Pulitzer Prize-winning Journalist Speaks on Election Implications
By TERESA WINCHESTER
ONEONTA
On Monday, November 18, Pulitzer Prize-winning journalist David Shribman spoke at Hartwick College. His talk was sponsored by the Hartwick Institute of Public Service.
Shribman embodies a lifetime of work at leading newspapers (“The New York Times,” “The Boston Globe,” “The Wall Street Journal”), holding top positions at each one. As Washington Bureau Chief for “The Boston Globe,” he won the 1995 Pulitzer Prize for “Beat Reporting” on American political culture.
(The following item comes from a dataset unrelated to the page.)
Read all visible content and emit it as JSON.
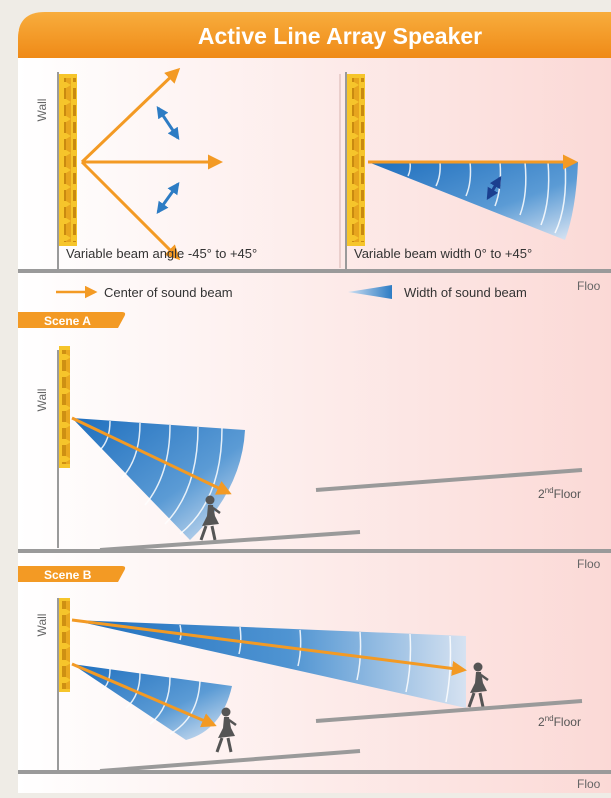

In 2019, following the shooting massacre at the Tree of Life synagogue in Pittsburgh, Shribman, then executive editor of the “Pittsburgh Post-Gazette,” published a front-page, full-width headline, in Hebrew-Aramaic, of the opening of the Jewish prayer of mourning. The Post-Gazette subsequently won a Pulitzer Prize for “Breaking News Reporting” for coverage of the massacre.
Shribman is currently executive editor emeritus of the “Pittsburgh Post-Gazette” and the J.W. McConnell Professor of Practice at the Max Bell School of Public Policy at McGill University. He also writes a weekly column, “My Point,” syndicated throughout the United States, and a biweekly column for “The Globe and Mail,” a Canadian daily newspaper.
Shribman’s talk, relatively brief and rapidly delivered, nonetheless revealed his encyclopedic knowledge of American history and the American political landscape. He easily drew upon more obscure historic occurrences and pithy quotes to make a point, for instance, when he quoted German Chancellor Otto von Bismarck (1815-1898) as saying, “The Lord gives his providential protection to drunkards, the mentally ill, and the USA.”